Experimental Investigation of Rod Pitch Effect on Void Fraction in 5 x 5 Rod-bundle under Elevated Pressure Conditions

In the present study, void fraction distributions in 5 x 5 rod-bundle test sections were investigated. Two different rod-bundle test sections with different rod pitch lengths were constructed. Experiments were carried out using unheated rod-bundle test sections equipped with 10 mm rod diameter with rod-pitch lengths of 13 and 12 mm, respectively. The HUSTLE (Hitachi Utility Steam Test Leading Facility) facility supplied steam and water with an inlet mass flux (G) ranging from 75 to 500 kg/m(2) /s at 5.0 to 7.5 MPa system pressure. These inlet and boundary conditions simulate the prototypic BWR at natural circulation conditions. For the measurement of void fraction, the X-ray CT system was newly developed for the three-dimensional time-averaged void fraction measurement, and 3D void fraction distributions were successfully obtained for various pressure conditions. The volume-averaged void fraction was also measured using differential pressure transmitters. Based on the newly developed void fraction database, the assessment was carried out using state-of-the-art drift-flux correlations applicable for rod-bundle.
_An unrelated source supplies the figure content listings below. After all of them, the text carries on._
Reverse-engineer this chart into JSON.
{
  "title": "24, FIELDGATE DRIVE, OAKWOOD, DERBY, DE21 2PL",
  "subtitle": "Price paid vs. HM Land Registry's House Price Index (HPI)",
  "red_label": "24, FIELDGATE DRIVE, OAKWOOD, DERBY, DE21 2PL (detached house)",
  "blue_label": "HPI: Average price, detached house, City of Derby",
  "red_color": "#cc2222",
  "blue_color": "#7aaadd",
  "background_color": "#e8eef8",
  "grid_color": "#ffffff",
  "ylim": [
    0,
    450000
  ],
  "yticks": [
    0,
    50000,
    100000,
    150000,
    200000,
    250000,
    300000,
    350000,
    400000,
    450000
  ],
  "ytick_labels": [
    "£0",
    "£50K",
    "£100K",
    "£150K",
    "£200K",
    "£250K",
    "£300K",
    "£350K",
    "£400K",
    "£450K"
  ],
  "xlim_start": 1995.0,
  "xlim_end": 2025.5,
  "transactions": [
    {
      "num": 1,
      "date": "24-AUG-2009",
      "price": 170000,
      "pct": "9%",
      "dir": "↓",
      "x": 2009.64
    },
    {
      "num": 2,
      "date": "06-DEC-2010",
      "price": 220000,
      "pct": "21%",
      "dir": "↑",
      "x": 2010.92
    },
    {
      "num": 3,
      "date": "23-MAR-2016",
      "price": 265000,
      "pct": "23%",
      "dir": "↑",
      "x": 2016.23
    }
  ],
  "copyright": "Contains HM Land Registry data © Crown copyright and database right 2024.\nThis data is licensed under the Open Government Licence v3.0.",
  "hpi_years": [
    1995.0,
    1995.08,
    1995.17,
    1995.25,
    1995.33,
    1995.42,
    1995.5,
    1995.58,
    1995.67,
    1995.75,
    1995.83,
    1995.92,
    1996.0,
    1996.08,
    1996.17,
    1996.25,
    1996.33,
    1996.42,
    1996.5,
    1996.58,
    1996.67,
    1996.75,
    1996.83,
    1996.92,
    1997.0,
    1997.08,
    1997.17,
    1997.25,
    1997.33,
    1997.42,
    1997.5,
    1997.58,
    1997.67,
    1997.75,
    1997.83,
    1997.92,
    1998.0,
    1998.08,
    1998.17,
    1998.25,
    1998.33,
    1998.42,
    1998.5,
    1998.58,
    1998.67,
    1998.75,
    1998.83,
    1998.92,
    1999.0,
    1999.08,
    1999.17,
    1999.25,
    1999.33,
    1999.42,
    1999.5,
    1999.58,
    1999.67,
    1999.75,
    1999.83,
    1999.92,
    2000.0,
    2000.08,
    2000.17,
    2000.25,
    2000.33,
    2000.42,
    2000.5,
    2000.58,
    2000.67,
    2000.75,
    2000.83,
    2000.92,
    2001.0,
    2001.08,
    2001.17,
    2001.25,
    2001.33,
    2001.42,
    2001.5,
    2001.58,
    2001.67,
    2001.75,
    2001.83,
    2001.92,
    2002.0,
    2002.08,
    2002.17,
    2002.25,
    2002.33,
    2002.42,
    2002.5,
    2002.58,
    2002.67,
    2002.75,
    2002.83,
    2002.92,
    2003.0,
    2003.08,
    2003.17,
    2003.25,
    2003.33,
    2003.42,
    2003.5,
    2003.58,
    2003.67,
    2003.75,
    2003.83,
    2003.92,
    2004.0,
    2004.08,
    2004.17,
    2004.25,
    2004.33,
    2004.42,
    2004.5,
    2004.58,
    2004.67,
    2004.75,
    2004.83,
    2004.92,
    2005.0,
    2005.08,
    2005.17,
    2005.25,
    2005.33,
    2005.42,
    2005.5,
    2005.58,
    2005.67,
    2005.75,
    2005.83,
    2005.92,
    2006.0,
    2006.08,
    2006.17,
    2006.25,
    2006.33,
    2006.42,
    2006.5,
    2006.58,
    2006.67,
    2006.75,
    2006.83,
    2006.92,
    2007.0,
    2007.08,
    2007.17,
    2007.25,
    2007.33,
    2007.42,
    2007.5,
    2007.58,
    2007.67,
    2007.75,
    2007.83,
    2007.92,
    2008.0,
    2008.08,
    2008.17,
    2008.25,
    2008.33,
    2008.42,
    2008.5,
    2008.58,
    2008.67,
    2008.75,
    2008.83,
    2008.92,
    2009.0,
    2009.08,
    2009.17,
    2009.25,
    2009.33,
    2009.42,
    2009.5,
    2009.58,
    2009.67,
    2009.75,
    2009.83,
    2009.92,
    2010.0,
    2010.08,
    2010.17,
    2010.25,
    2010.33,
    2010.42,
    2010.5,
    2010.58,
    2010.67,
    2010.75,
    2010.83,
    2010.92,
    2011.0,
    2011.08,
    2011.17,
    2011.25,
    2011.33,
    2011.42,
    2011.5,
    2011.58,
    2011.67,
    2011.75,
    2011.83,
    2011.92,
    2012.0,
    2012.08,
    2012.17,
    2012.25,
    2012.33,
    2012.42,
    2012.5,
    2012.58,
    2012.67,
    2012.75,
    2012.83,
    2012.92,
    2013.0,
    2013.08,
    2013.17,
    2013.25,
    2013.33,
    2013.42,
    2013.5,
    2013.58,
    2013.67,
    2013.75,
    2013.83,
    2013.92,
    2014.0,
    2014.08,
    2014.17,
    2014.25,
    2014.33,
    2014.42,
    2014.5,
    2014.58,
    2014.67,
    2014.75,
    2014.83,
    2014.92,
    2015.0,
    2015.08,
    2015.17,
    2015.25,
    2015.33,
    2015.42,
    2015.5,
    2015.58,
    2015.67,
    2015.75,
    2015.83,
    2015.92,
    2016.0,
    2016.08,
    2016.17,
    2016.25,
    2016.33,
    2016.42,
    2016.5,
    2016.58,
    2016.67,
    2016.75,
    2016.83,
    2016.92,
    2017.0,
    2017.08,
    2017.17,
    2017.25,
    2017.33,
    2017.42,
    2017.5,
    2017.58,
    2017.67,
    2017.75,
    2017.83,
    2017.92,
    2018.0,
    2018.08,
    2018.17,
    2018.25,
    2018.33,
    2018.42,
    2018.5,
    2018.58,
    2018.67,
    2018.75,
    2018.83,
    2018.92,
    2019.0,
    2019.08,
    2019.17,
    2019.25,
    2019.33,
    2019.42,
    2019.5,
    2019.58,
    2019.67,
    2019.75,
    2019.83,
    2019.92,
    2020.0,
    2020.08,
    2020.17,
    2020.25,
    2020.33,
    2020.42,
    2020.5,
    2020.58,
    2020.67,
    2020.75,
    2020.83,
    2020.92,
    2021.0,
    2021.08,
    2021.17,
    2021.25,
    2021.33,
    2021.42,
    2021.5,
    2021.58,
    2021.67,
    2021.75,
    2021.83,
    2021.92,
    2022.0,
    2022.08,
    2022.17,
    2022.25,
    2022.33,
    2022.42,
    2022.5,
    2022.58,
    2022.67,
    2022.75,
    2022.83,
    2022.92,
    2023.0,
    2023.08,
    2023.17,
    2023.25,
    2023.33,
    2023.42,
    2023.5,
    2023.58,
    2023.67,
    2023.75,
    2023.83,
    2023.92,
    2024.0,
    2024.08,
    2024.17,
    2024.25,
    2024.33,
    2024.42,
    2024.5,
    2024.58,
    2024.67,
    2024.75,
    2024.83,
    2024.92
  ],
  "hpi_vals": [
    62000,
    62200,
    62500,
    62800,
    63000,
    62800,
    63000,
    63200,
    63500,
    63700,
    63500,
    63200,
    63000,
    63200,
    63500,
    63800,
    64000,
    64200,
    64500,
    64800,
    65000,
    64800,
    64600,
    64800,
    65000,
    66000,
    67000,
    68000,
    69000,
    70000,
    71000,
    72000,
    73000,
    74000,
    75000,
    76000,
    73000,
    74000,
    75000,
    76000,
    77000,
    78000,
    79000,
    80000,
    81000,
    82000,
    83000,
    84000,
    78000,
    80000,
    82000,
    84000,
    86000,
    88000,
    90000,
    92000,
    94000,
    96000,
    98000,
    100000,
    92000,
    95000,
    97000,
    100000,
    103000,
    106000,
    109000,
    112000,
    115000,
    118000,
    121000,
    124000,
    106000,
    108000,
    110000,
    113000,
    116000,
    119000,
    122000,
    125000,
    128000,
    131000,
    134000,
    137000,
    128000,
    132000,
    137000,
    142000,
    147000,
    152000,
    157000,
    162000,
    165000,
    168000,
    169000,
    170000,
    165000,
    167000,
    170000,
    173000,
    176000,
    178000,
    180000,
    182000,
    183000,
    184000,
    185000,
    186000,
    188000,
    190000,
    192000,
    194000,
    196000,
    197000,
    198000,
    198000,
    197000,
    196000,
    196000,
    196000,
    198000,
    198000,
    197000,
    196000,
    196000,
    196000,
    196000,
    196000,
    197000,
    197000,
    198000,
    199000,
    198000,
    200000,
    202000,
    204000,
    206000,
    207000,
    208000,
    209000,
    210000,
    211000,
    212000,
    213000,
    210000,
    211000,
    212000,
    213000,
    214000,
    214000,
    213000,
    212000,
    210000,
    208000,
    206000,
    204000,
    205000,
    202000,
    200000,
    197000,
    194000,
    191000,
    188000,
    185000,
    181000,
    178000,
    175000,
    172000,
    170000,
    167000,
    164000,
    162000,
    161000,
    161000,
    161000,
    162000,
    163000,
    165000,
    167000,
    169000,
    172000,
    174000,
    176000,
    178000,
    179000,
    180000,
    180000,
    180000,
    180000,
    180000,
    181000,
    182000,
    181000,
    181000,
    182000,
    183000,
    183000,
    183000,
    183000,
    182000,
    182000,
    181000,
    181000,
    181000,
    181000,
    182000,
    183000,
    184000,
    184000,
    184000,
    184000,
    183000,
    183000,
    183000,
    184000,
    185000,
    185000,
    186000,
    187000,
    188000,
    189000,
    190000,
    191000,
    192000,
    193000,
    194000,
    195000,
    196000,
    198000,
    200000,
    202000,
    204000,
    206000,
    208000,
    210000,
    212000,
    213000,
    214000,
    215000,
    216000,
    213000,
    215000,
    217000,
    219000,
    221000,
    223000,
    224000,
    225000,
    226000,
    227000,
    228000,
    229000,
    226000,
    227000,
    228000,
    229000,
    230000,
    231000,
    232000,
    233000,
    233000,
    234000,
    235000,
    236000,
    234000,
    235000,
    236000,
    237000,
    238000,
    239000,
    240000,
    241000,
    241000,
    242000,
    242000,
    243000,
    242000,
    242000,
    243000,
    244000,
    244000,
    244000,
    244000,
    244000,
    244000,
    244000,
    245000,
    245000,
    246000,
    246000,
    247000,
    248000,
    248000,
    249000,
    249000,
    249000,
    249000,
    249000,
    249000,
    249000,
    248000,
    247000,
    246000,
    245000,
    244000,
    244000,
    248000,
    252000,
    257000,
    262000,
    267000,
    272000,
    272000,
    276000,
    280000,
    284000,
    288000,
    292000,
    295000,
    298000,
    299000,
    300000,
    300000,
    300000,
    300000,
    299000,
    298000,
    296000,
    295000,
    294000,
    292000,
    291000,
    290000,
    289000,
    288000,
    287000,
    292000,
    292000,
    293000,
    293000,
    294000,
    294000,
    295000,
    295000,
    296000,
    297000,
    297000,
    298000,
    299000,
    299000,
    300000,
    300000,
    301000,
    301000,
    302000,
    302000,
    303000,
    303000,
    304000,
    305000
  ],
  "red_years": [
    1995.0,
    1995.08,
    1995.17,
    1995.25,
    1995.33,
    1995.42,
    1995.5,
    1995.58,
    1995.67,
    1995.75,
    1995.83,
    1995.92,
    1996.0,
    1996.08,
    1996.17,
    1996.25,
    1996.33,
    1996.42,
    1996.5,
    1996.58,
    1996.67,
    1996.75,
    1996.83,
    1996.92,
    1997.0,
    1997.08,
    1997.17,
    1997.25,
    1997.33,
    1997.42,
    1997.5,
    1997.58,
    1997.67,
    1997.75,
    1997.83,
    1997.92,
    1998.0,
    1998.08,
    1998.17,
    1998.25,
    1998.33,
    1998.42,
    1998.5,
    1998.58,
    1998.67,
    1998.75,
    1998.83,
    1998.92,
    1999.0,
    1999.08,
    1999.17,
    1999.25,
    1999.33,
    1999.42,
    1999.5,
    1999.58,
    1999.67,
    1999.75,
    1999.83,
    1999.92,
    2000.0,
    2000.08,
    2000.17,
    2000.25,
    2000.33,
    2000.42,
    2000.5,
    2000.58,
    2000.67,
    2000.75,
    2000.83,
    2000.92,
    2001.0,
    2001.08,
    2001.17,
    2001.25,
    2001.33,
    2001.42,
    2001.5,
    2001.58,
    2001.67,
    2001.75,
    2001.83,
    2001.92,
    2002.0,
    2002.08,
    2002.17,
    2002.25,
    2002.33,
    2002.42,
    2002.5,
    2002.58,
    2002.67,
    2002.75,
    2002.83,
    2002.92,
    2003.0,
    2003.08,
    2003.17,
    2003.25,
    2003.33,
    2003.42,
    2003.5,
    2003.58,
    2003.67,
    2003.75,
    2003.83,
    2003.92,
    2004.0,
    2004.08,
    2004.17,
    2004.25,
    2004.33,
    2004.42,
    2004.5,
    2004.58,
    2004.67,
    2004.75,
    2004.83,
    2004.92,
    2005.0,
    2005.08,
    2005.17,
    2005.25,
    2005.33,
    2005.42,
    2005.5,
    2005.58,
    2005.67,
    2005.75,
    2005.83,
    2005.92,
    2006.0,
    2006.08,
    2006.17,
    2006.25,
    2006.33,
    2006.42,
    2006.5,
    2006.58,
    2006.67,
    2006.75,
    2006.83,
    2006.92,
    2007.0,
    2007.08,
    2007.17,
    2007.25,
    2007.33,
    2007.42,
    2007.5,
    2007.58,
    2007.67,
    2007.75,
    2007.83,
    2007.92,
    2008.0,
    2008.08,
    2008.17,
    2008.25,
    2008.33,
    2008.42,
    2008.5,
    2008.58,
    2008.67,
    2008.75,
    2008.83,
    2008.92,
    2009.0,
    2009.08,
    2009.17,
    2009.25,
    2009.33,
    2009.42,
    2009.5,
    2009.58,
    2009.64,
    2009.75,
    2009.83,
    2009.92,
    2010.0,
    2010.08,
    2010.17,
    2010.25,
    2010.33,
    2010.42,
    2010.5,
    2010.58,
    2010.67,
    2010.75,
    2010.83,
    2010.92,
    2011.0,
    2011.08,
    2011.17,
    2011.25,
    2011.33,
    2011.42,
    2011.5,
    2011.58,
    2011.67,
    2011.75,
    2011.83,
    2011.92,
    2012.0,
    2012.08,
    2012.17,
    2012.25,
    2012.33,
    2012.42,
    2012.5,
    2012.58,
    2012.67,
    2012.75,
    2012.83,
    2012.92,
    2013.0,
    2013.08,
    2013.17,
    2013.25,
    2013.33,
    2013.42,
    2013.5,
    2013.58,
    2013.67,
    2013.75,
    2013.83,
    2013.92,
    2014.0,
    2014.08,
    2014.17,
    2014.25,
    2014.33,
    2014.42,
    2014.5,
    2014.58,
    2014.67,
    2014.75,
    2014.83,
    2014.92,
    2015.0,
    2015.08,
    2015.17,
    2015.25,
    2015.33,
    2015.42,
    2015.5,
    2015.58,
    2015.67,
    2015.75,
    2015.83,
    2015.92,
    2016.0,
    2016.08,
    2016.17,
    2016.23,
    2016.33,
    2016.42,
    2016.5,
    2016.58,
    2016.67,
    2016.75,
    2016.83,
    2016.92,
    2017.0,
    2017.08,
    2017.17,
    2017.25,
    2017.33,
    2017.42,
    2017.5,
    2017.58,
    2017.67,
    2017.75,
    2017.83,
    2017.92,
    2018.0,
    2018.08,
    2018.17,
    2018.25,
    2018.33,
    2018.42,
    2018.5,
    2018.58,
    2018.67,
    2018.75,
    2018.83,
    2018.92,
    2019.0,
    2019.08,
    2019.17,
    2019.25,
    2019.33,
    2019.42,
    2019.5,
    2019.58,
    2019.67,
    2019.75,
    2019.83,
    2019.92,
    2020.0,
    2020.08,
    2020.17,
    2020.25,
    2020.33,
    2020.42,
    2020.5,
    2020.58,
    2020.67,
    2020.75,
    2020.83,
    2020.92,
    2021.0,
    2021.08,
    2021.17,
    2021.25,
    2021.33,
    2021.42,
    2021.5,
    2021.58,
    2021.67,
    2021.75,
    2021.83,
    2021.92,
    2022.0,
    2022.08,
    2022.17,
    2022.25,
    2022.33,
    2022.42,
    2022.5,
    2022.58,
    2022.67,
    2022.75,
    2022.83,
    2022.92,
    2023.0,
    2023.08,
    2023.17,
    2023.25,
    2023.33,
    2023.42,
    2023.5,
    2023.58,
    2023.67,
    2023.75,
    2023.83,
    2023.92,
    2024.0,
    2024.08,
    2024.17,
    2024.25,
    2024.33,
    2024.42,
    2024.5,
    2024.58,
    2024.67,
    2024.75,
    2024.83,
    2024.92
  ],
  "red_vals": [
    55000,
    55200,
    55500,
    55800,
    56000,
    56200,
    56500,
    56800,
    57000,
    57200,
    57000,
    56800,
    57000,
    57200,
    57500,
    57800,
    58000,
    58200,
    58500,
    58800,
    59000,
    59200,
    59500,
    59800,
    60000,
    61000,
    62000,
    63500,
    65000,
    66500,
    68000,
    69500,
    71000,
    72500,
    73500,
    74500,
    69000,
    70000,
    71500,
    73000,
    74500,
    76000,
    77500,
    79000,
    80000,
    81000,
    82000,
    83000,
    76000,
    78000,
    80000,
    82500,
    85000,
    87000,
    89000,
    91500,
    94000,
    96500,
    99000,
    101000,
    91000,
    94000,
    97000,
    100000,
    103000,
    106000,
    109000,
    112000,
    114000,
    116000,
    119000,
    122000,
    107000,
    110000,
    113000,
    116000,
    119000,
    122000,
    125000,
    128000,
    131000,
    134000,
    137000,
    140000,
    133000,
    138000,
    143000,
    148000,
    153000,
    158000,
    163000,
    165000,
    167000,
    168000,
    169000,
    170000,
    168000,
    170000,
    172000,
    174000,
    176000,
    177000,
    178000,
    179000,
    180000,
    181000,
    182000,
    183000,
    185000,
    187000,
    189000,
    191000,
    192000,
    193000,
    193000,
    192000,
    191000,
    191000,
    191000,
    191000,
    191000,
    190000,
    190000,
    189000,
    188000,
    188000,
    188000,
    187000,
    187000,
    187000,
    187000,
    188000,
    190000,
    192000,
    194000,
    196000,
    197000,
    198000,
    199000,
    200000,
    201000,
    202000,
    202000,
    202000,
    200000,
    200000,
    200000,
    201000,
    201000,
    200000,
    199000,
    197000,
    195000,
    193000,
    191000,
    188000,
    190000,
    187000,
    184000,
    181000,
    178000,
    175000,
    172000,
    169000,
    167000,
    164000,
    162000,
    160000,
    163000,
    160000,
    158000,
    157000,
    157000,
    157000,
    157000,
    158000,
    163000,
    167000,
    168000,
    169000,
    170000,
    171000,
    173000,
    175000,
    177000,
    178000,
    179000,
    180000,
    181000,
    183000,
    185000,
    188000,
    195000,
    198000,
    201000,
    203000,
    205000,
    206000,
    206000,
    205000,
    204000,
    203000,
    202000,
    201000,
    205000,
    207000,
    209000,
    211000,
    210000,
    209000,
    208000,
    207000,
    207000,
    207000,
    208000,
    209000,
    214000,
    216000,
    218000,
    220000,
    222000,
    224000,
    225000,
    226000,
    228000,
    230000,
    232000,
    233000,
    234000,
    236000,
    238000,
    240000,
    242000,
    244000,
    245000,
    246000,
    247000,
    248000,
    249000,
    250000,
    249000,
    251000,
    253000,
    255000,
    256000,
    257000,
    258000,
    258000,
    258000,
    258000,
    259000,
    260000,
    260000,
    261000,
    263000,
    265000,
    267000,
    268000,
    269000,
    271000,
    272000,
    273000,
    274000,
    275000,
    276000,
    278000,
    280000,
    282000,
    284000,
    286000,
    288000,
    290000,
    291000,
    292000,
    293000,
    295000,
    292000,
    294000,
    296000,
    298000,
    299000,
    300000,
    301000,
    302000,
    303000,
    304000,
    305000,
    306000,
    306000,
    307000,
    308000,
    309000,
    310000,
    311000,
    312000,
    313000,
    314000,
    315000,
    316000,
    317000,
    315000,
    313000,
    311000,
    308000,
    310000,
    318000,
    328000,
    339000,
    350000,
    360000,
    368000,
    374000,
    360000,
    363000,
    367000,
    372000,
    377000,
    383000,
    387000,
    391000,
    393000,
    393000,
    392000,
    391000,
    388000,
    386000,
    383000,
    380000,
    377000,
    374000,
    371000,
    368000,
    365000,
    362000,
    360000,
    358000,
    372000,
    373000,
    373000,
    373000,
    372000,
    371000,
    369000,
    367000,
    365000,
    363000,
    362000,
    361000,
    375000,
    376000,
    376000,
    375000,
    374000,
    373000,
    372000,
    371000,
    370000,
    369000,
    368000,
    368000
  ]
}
Existing correlations tend to show good void fraction prediction at high mass flux conditions for both geometries, poorer performance was shown for the narrow rod test sections with low mass flux conditions. Furthermore, the effect of the rod-pitch lengths on void fraction distribution in rod-bundle flow field was assessed. It was observed that narrower rod bundle configuration tends to have higher void fraction at given mass flux. Narrowed pitch-length enhances wall-friction against two-phase flow, which likely suppress the central phase fraction peak tendency. This promotes lower distribution parameter values, results in increased area-averaged void fraction for narrower pitch test section. However, the present study revealed that no existing correlations could clearly capture the void fraction trend for the narrow rod test section. (C) 2022 Elsevier Ltd. All rights reserved.

Automated summary

This study investigated the void fraction distributions in 5 x 5 rod-bundle test sections and obtained 3D void fraction distributions using a newly developed measurement system. The existing correlations showed good prediction of void fraction at high mass flux conditions but poorer performance at low mass flux conditions in narrow rod test sections. Additionally, the study assessed the effect of rod pitch lengths on void fraction distribution.